Trinity Mirror is planning to appeal against the decision to award eight phone-hacking victims an average of £150,000 each in civil claims brought against the publisher.
In a regulatory filing published on its corporate website, the company said MGN, the subsidiary that owns the titles, had “already accepted that it should pay appropriate compensation to individuals who were the target of phone hacking”.
It added: “However, we believe that the basis used for calculating damages in the judgment is incorrect and the amounts awarded by the judge are excessive and disproportionate.”
Last month the publisher of the Daily and Sunday Mirror was ordered to pay £1.2m in compensation to victims including the actor Sadie Frost and the former footballer Paul Gascoigne.

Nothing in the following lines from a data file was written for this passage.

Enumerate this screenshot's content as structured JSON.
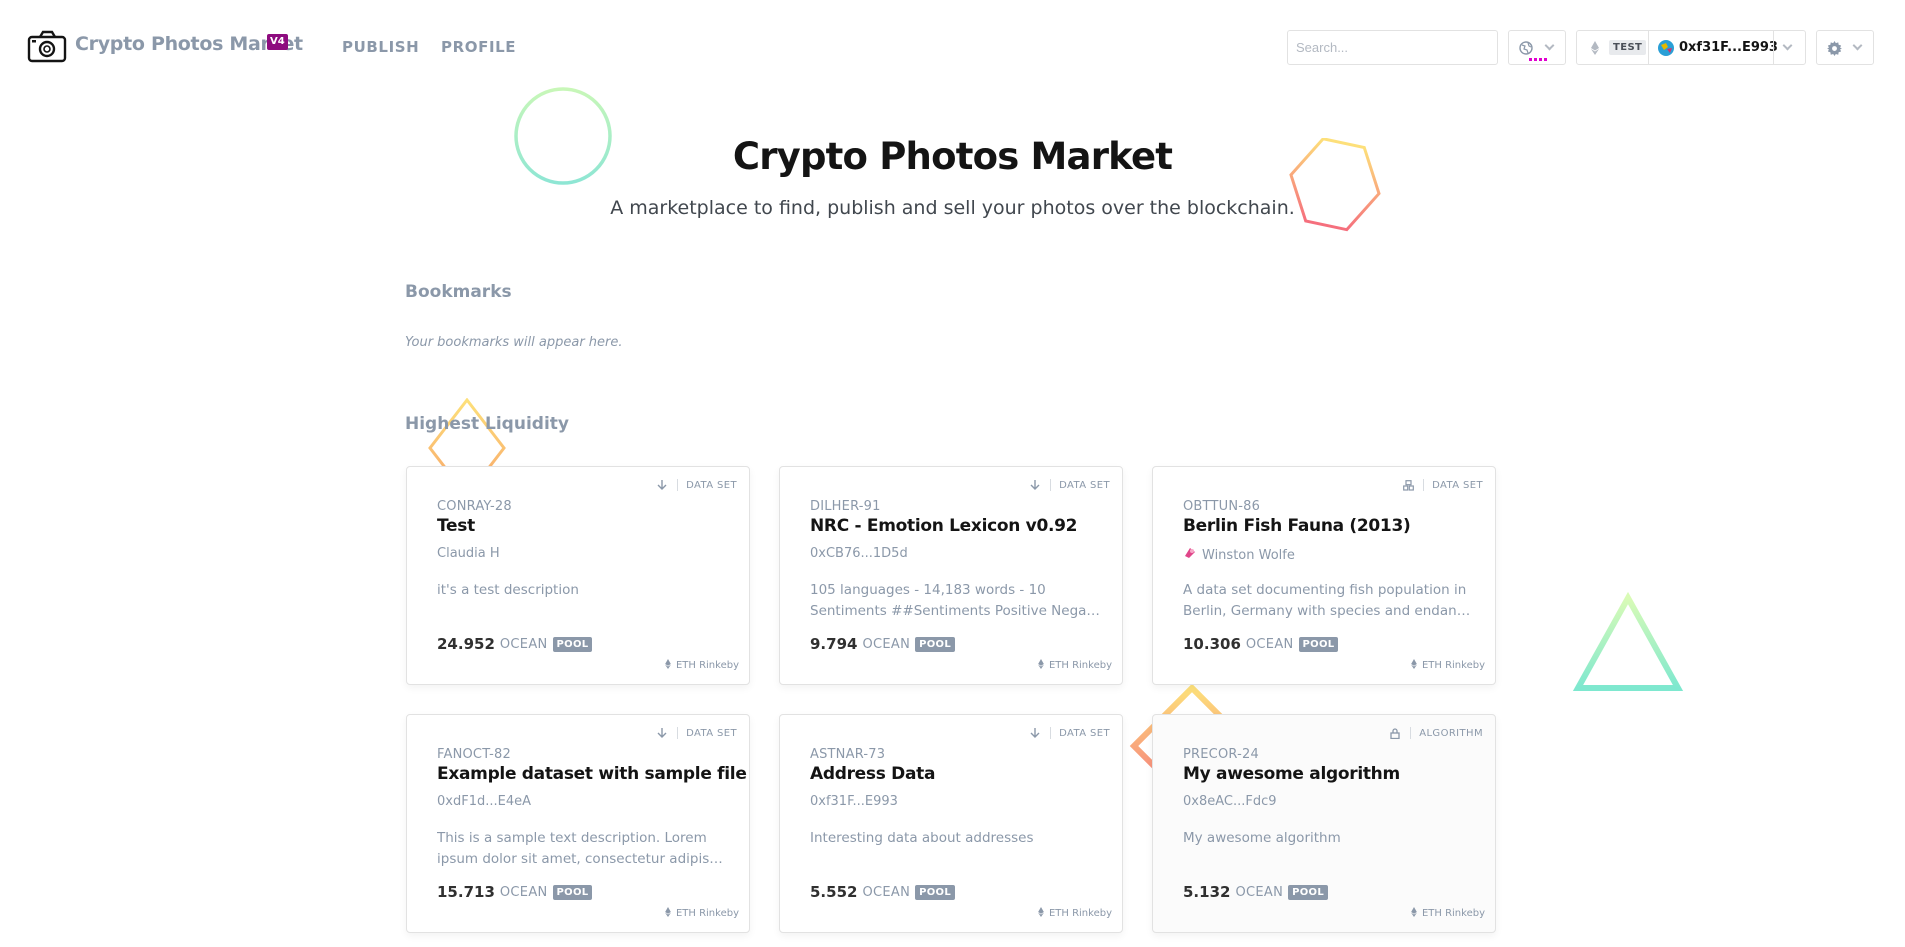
{
  "header": {
    "brand": "Crypto Photos Market",
    "version_badge": "V4",
    "nav": {
      "publish": "PUBLISH",
      "profile": "PROFILE"
    },
    "search": {
      "placeholder": "Search...",
      "value": ""
    },
    "wallet": {
      "network_label": "TEST",
      "address": "0xf31F...E993"
    }
  },
  "hero": {
    "title": "Crypto Photos Market",
    "subtitle": "A marketplace to find, publish and sell your photos over the blockchain."
  },
  "bookmarks": {
    "title": "Bookmarks",
    "empty_text": "Your bookmarks will appear here."
  },
  "highest_liquidity": {
    "title": "Highest Liquidity",
    "cards": [
      {
        "type": "DATA SET",
        "type_icon": "download-icon",
        "symbol": "CONRAY-28",
        "title": "Test",
        "owner": "Claudia H",
        "desc_lines": [
          "it's a test description"
        ],
        "price": "24.952",
        "currency": "OCEAN",
        "pool_badge": "POOL",
        "network": "ETH Rinkeby"
      },
      {
        "type": "DATA SET",
        "type_icon": "download-icon",
        "symbol": "DILHER-91",
        "title": "NRC - Emotion Lexicon v0.92",
        "owner": "0xCB76...1D5d",
        "desc_lines": [
          "105 languages - 14,183 words - 10",
          "Sentiments ##Sentiments Positive Negati..."
        ],
        "price": "9.794",
        "currency": "OCEAN",
        "pool_badge": "POOL",
        "network": "ETH Rinkeby"
      },
      {
        "type": "DATA SET",
        "type_icon": "compute-icon",
        "symbol": "OBTTUN-86",
        "title": "Berlin Fish Fauna (2013)",
        "owner": "Winston Wolfe",
        "desc_lines": [
          "A data set documenting fish population in",
          "Berlin, Germany with species and endang..."
        ],
        "price": "10.306",
        "currency": "OCEAN",
        "pool_badge": "POOL",
        "network": "ETH Rinkeby"
      },
      {
        "type": "DATA SET",
        "type_icon": "download-icon",
        "symbol": "FANOCT-82",
        "title": "Example dataset with sample file",
        "owner": "0xdF1d...E4eA",
        "desc_lines": [
          "This is a sample text description. Lorem",
          "ipsum dolor sit amet, consectetur adipisci..."
        ],
        "price": "15.713",
        "currency": "OCEAN",
        "pool_badge": "POOL",
        "network": "ETH Rinkeby"
      },
      {
        "type": "DATA SET",
        "type_icon": "download-icon",
        "symbol": "ASTNAR-73",
        "title": "Address Data",
        "owner": "0xf31F...E993",
        "desc_lines": [
          "Interesting data about addresses"
        ],
        "price": "5.552",
        "currency": "OCEAN",
        "pool_badge": "POOL",
        "network": "ETH Rinkeby"
      },
      {
        "type": "ALGORITHM",
        "type_icon": "lock-icon",
        "symbol": "PRECOR-24",
        "title": "My awesome algorithm",
        "owner": "0x8eAC...Fdc9",
        "desc_lines": [
          "My awesome algorithm"
        ],
        "price": "5.132",
        "currency": "OCEAN",
        "pool_badge": "POOL",
        "network": "ETH Rinkeby"
      }
    ]
  },
  "colors": {
    "brand_text": "#8b98a9",
    "version_badge_bg": "#8e0c7f",
    "title_text": "#141414",
    "muted_text": "#8b98a9",
    "network_dots": "#e000cf"
  }
}
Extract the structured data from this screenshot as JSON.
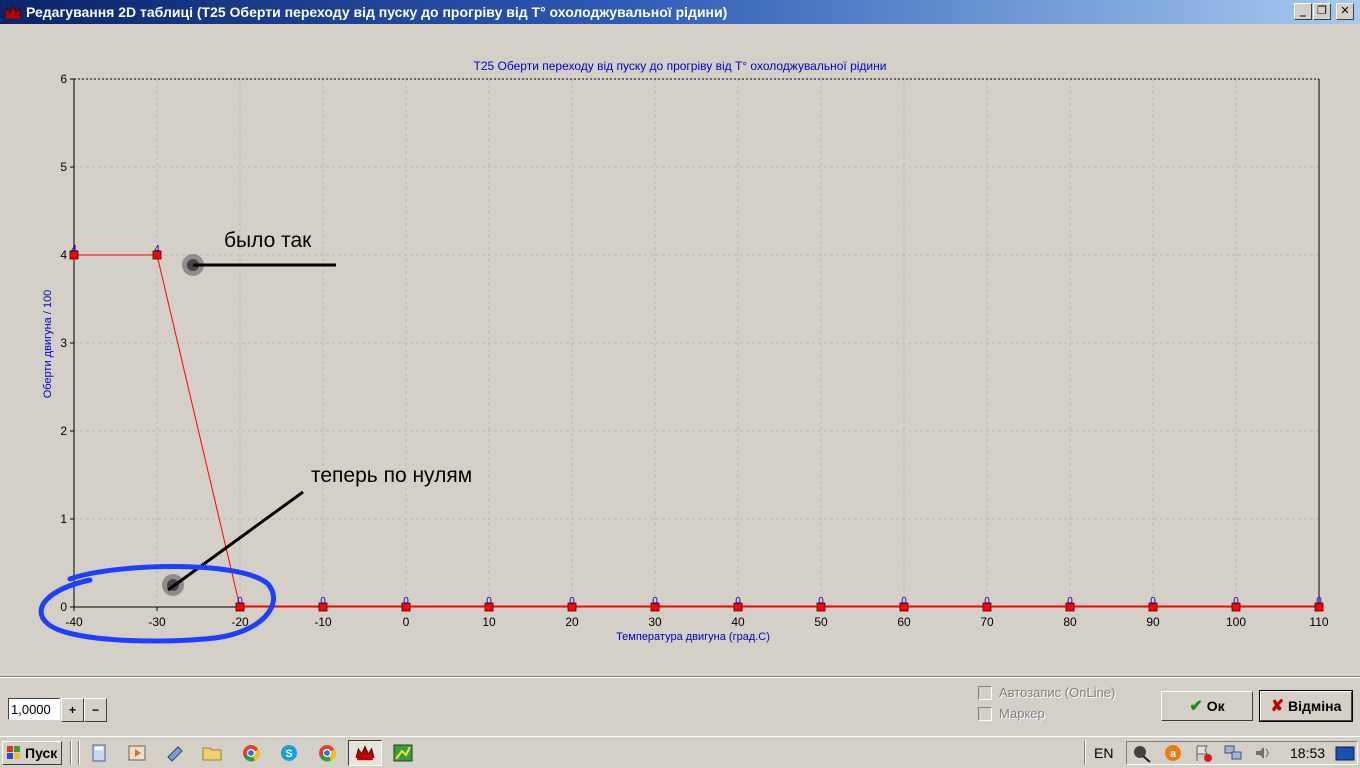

The damages are seen as a benchmark for future claims and the publisher is being sued by more than 70 celebrities, sports stars and politicians.
The payouts dwarf those paid by News UK, the publisher of the now-defunct News of the World, to phone-hacking victims. In contrast to those payouts, the Trinity Mirror damages were decided by a high court judge after the victims refused to settle out of court.
Following the damages award, Trinity Mirror increased the amount set aside to cover the costs of hacking claims to £28m, having estimated it would cost just £4m a year ago.
The filing said there “remains uncertainty as to how matters will progress” and that Trinity will provide further updates if the company’s financial exposure changes.